Who am I? I elected a Democrat to the U.S. Senate and then applauded every time he voted with Republicans. I pledged my support to improving Georgia schools but helped defeat a governor who demanded better teachers.
I support a president who gave me a war without a reason I understood, sent home dozens of young GIs in coffins after he said the war was over, allowed hundreds of thousands of jobs to be transferred overseas, bragged of a tax break that barely showed up on my pay stub and watched as the national government ran up a record deficit. I plan to vote for his re-election next year.
In past years, I voted for candidates who promised to keep “the Negro in his place” and voted against candidates who vowed to improve my economic plight, though I wallowed in poverty at the time.

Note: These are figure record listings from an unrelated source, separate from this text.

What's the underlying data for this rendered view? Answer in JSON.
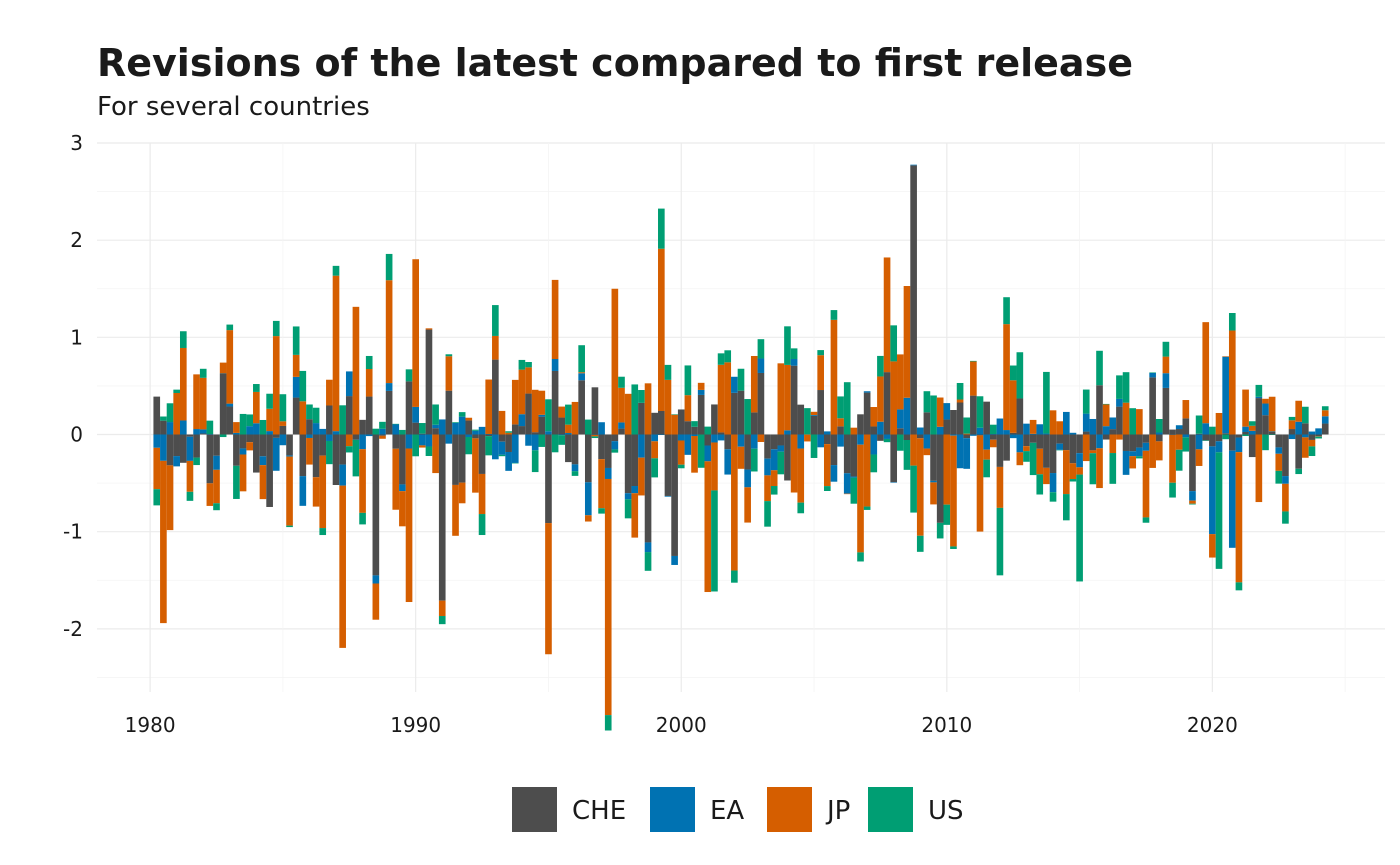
{
  "chart_data": {
    "type": "bar",
    "stacked": true,
    "title": "Revisions of the latest compared to first release",
    "subtitle": "For several countries",
    "xlabel": "",
    "ylabel": "",
    "xlim": [
      1978,
      2026.5
    ],
    "ylim": [
      -2.65,
      3.0
    ],
    "x_ticks": [
      1980,
      1990,
      2000,
      2010,
      2020
    ],
    "y_ticks": [
      -2,
      -1,
      0,
      1,
      2,
      3
    ],
    "grid": true,
    "legend_position": "bottom",
    "colors": {
      "CHE": "#4d4d4d",
      "EA": "#0072b2",
      "JP": "#d55e00",
      "US": "#009e73"
    },
    "highlights": [
      {
        "series": "CHE",
        "x": 2008.75,
        "value": 2.77
      },
      {
        "series": "JP",
        "x": 1997.25,
        "value": -2.43
      },
      {
        "series": "CHE",
        "x": 1991.0,
        "value": -1.71
      },
      {
        "series": "CHE",
        "x": 1990.5,
        "value": 1.08
      },
      {
        "series": "JP",
        "x": 1999.25,
        "value": 1.67
      },
      {
        "series": "JP",
        "x": 1987.0,
        "value": 1.6
      },
      {
        "series": "JP",
        "x": 1990.0,
        "value": 1.52
      },
      {
        "series": "JP",
        "x": 1997.5,
        "value": 1.5
      },
      {
        "series": "JP",
        "x": 1980.5,
        "value": -1.67
      },
      {
        "series": "JP",
        "x": 1987.25,
        "value": -1.67
      },
      {
        "series": "JP",
        "x": 1989.75,
        "value": -1.58
      },
      {
        "series": "CHE",
        "x": 1988.5,
        "value": -1.45
      },
      {
        "series": "JP",
        "x": 1995.0,
        "value": -1.35
      },
      {
        "series": "JP",
        "x": 2021.0,
        "value": -1.34
      },
      {
        "series": "CHE",
        "x": 1999.75,
        "value": -1.25
      },
      {
        "series": "US",
        "x": 2020.25,
        "value": -1.2
      },
      {
        "series": "JP",
        "x": 2005.75,
        "value": 1.18
      },
      {
        "series": "JP",
        "x": 2007.75,
        "value": 1.18
      },
      {
        "series": "JP",
        "x": 2008.5,
        "value": 1.15
      },
      {
        "series": "JP",
        "x": 2010.25,
        "value": -1.14
      },
      {
        "series": "JP",
        "x": 2012.25,
        "value": 1.09
      },
      {
        "series": "JP",
        "x": 2020.75,
        "value": 1.07
      },
      {
        "series": "JP",
        "x": 2019.75,
        "value": 1.04
      },
      {
        "series": "US",
        "x": 2001.25,
        "value": -1.04
      },
      {
        "series": "EA",
        "x": 2020.5,
        "value": 0.79
      },
      {
        "series": "EA",
        "x": 2020.75,
        "value": -1.0
      },
      {
        "series": "US",
        "x": 2015.0,
        "value": -1.1
      },
      {
        "series": "JP",
        "x": 2011.25,
        "value": -0.99
      }
    ]
  },
  "legend": {
    "items": [
      {
        "label": "CHE",
        "color": "#4d4d4d"
      },
      {
        "label": "EA",
        "color": "#0072b2"
      },
      {
        "label": "JP",
        "color": "#d55e00"
      },
      {
        "label": "US",
        "color": "#009e73"
      }
    ]
  }
}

I proclaim my love for the wondrous natural beauty of my state – for its great mountains, magnificent rivers and majestic marshes. Yet protecting the environment is among the lowest items on my list of public priorities.

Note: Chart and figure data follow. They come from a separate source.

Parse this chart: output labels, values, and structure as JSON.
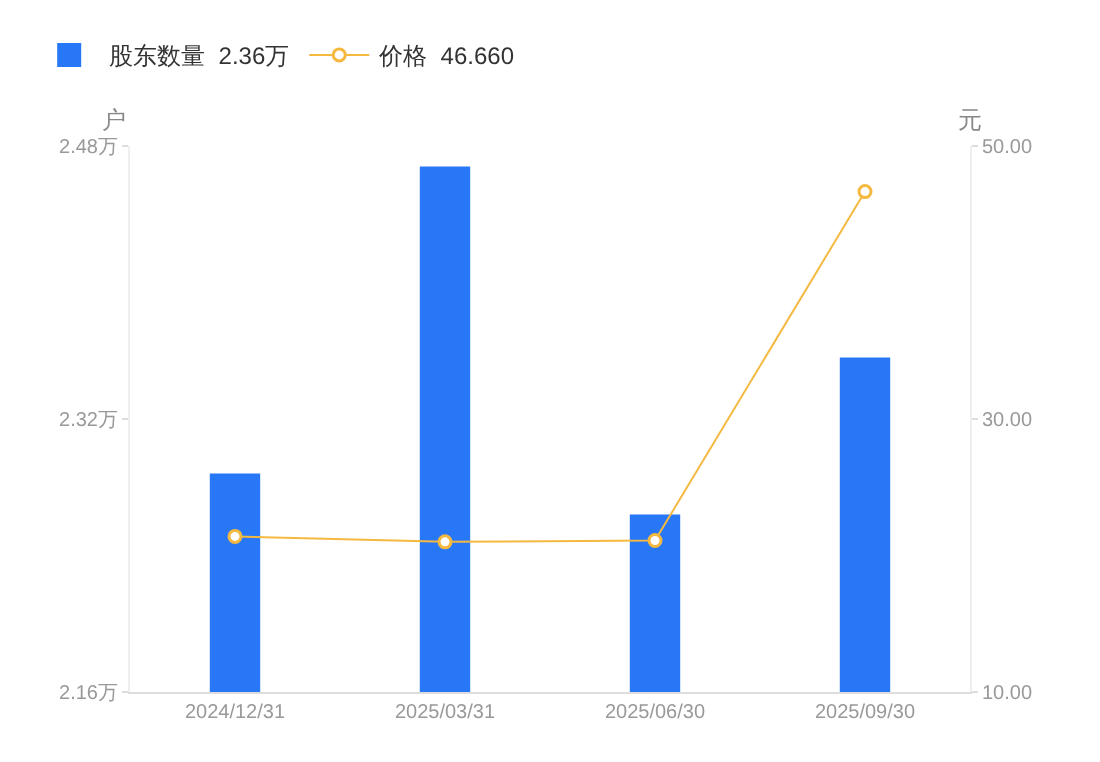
{
  "chart_data": {
    "type": "bar",
    "ylabel": "户",
    "y2label": "元",
    "categories": [
      "2024/12/31",
      "2025/03/31",
      "2025/06/30",
      "2025/09/30"
    ],
    "series": [
      {
        "name": "股东数量  2.36万",
        "color": "#2777f6",
        "values": [
          2.288,
          2.468,
          2.264,
          2.356
        ]
      },
      {
        "name": "价格  46.660",
        "type": "line",
        "axis": "y2",
        "color": "#f5b942",
        "marker": "circle",
        "values": [
          21.4,
          21.0,
          21.1,
          46.66
        ]
      }
    ],
    "ylim": [
      2.16,
      2.48
    ],
    "yticks": [
      {
        "value": 2.16,
        "label": "2.16万"
      },
      {
        "value": 2.32,
        "label": "2.32万"
      },
      {
        "value": 2.48,
        "label": "2.48万"
      }
    ],
    "y2lim": [
      10,
      50
    ],
    "y2ticks": [
      {
        "value": 10,
        "label": "10.00"
      },
      {
        "value": 30,
        "label": "30.00"
      },
      {
        "value": 50,
        "label": "50.00"
      }
    ],
    "grid": false,
    "legend": "top left"
  }
}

I am opposed to sex education in public schools, yet I live in a state that has one of the nation’s highest illegitimate birth rates.
Bill O’Reilly, Rush Limbaugh and Sean Hannity are my heroes. Al Franken is a big fat Communist. And he’s not funny, either.

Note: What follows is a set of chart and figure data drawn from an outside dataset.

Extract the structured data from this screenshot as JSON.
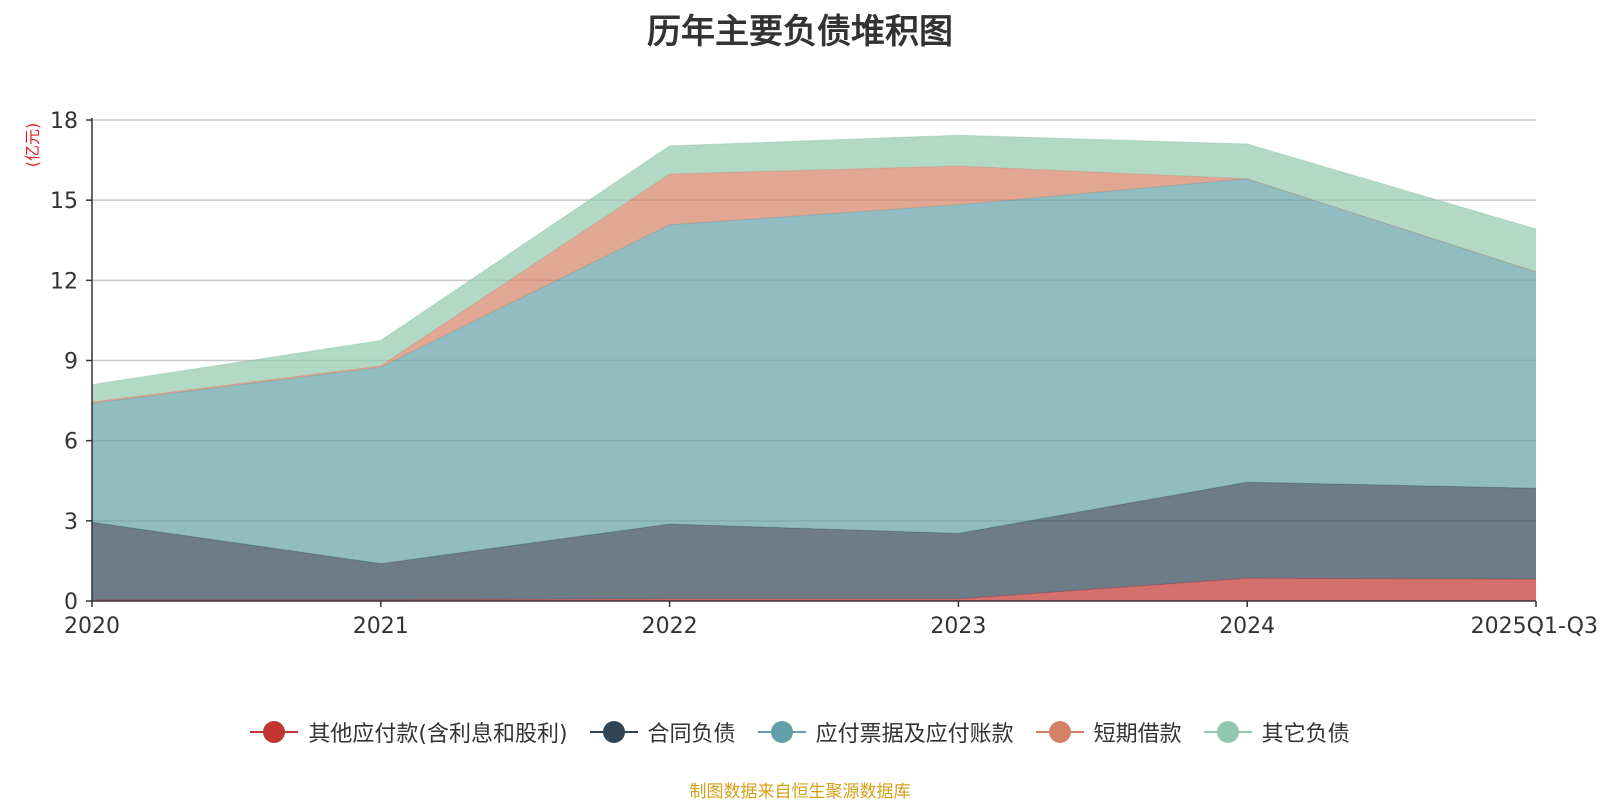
{
  "chart_data": {
    "type": "area",
    "stacked": true,
    "title": "历年主要负债堆积图",
    "ylabel": "(亿元)",
    "xlabel": "",
    "categories": [
      "2020",
      "2021",
      "2022",
      "2023",
      "2024",
      "2025Q1-Q3"
    ],
    "ylim": [
      0,
      18
    ],
    "yticks": [
      0,
      3,
      6,
      9,
      12,
      15,
      18
    ],
    "grid": true,
    "legend_position": "bottom",
    "series": [
      {
        "name": "其他应付款(含利息和股利)",
        "color": "#c23531",
        "values": [
          0.05,
          0.05,
          0.08,
          0.08,
          0.85,
          0.82
        ]
      },
      {
        "name": "合同负债",
        "color": "#2f4554",
        "values": [
          2.9,
          1.35,
          2.8,
          2.45,
          3.6,
          3.4
        ]
      },
      {
        "name": "应付票据及应付账款",
        "color": "#61a0a8",
        "values": [
          4.45,
          7.35,
          11.2,
          12.3,
          11.35,
          8.1
        ]
      },
      {
        "name": "短期借款",
        "color": "#d48265",
        "values": [
          0.05,
          0.05,
          1.9,
          1.45,
          0.0,
          0.0
        ]
      },
      {
        "name": "其它负债",
        "color": "#91c7ae",
        "values": [
          0.65,
          0.95,
          1.05,
          1.15,
          1.3,
          1.6
        ]
      }
    ]
  },
  "footer": "制图数据来自恒生聚源数据库"
}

I consistently vote against women for high office, and I am secretly proud that my state is one of the few that has never elected a woman governor.
I am a dyed-in-the-wool Georgia Bulldogs fan; I adore Athletics Director Vince Dooley and believe Coach Mark Richt may be a saint. Yet I read and write at an 8th-grade level and never attended UGA or any other college. To tell the truth, I didn’t graduate from high school.
I support the 1956 state flag, the one with the Confederate cross in the middle. I plan to vote against any legislator who voted to remove that flag. I participate in loud and raucous demonstrations to demand return of the 1956 flag to its official status. Yet I didn’t open my mouth last year when the Legislature introduced a law that would allow other folks to buy and sell the rights to Georgia’s water. I watched in silence as the politicians adopted another law that allowed lenders to legally gouge poor people.
I am in favor of closing all X-rated shops that carry films and books depicting explicit sex; yet I buy tickets to every movie involving the Matrix, the Terminator and any other purveyor of violence, mayhem and mass murder.
I am opposed to abortion under any circumstance, but I wholeheartedly favor the death penalty.
I spend four hours a day watching television and about five minutes reading a newspaper. I seldom go to church and have not visited a library since I left school.
I hate Jimmy Carter, and I’m not sure why. I think Bill Clinton is a lowdown, lying skunk, but I idolize Newt Gingrich and never understood why he resigned from Congress. I miss Newt.
I think Google is a website for watching naked girls.
I curse the traffic that becomes worse each day, but I am unalterably opposed to any new or expanded roads to relieve the traffic, especially if those roads are planned within a 100-mile radius of my home or work.
I drive a pickup truck or an SUV. I consider myself a conservationist.
I believe we ought to be able to deport any Muslim any time without having to go through a long courthouse rigmarole. I think we should suspend the Bill of Rights until we rid this nation of terrorists acts by Islamic fundamentalists. No, I do not think the same rules should apply to Baptist fundamentalists.
If I am black, I believe every public issue, no matter what, is tainted with ulterior racial motives. If I am white, I believe the same thing.
I tell my friends that Andy Young is one of our greatest and smartest African-American heroes, but I wouldn’t vote for him for dogcatcher.
I am overweight. I do not jog, eat quiche or go to gyms. Massage parlors? Maybe.
So who am I? Beats the hell out of me. I don’t know anyone like that. Do you?